The American Legion Band of the Tonawandas, Post 264, will perform at 2:30 p.m. Sunday in the Amphitheater. The award-winning concert band, established in 1929, draws its membership from various musicians in western New York.

“(Chautauquans will) get a chance to hear a band that is a special band, really,” said Jim Scott, personnel manager and 50-year member of the band. “We have a handful of professional musicians, and we have some good band music that you’re never going to hear from any other band at Chautauqua.”

The band draws its membership from a great variety of people. The roster includes people involved in management, engineering, medicine, government, sales and education. Scott said diversity is an advantage for the band because members get the chance to work with musicians who are just as talented as they are.

No one in the band is compensated for the work they put forth. Scott said people stay involved because of the opportunities the group offers.

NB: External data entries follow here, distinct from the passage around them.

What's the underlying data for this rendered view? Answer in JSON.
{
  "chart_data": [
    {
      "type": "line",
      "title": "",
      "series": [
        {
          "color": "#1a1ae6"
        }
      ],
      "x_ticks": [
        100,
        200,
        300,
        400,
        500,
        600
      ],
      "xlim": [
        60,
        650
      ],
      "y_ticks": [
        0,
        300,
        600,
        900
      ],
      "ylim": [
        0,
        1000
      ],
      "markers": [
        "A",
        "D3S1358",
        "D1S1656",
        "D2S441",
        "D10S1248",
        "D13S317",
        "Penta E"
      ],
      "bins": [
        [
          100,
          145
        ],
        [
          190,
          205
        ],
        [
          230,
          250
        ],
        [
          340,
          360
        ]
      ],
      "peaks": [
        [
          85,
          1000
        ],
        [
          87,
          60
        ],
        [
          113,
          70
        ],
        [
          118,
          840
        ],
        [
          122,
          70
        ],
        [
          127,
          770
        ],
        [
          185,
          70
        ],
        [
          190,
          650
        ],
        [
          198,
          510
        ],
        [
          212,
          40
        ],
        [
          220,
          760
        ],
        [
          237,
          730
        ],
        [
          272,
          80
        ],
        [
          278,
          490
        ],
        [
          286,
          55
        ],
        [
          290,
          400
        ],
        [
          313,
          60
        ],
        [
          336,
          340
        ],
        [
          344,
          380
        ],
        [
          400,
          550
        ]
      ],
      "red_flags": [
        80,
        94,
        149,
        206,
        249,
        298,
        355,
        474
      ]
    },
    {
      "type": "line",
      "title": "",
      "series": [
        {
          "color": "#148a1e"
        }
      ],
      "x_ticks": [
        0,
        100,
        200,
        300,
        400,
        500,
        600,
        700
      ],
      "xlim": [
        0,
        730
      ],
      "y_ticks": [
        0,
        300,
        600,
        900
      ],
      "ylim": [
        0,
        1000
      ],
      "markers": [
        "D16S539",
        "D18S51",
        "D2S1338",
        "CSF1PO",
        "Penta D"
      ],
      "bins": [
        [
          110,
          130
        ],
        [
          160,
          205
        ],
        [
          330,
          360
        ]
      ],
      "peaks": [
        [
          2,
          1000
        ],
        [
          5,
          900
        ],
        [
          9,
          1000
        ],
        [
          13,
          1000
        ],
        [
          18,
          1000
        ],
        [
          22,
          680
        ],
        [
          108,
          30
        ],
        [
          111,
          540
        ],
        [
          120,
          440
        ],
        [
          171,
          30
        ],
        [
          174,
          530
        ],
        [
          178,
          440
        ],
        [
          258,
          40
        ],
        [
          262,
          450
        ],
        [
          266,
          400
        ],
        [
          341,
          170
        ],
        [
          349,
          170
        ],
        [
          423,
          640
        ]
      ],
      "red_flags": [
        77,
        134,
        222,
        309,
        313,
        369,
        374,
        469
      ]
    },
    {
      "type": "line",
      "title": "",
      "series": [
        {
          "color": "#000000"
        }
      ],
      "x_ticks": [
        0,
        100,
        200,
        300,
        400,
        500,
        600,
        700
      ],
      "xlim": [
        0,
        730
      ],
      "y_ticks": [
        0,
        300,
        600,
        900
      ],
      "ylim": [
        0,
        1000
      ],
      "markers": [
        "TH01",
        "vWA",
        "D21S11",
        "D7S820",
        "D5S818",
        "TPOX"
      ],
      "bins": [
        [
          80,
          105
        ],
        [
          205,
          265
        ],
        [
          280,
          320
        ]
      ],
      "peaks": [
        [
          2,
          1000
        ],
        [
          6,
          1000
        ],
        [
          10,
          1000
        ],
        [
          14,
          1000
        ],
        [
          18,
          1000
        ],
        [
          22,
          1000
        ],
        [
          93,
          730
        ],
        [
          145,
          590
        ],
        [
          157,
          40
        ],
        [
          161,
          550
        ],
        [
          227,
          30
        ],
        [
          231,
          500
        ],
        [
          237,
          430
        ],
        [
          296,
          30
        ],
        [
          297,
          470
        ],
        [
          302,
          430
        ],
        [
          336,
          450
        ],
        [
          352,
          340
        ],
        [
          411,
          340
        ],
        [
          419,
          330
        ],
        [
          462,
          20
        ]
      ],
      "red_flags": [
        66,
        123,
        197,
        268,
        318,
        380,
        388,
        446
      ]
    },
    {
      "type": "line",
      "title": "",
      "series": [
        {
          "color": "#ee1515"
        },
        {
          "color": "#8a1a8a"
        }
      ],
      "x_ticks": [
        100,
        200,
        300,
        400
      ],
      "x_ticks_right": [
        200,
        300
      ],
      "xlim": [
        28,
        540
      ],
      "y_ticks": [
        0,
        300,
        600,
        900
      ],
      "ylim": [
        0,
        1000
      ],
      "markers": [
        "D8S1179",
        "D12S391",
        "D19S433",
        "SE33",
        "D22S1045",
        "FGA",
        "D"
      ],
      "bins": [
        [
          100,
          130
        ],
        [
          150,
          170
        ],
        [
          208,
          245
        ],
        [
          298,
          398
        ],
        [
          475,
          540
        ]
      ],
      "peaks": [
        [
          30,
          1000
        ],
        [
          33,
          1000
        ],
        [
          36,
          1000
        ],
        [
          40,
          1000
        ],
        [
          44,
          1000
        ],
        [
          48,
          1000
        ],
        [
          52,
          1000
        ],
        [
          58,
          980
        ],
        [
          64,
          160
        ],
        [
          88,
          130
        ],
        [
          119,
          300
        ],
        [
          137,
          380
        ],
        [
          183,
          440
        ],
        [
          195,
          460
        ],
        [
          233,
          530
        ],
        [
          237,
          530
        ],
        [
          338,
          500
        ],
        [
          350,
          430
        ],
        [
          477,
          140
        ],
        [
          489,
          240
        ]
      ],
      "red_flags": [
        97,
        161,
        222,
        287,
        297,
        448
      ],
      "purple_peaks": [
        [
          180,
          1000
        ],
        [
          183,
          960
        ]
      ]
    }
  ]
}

“The band just keeps getting better and better because we just keep getting better musicians,” Scott said.

The band, he said, has a good reputation in the area simply because people like to hear the members play. The following even extends beyond New York because people who move away join other bands all around the country. At national competitions, they encounter former members on a regular basis.

At the band’s past performances, many Chautauqua residents came from beyond the grounds to see the group, Scott said.

“We get a variety of people coming to listen to us that live in Chautauqua,” he said.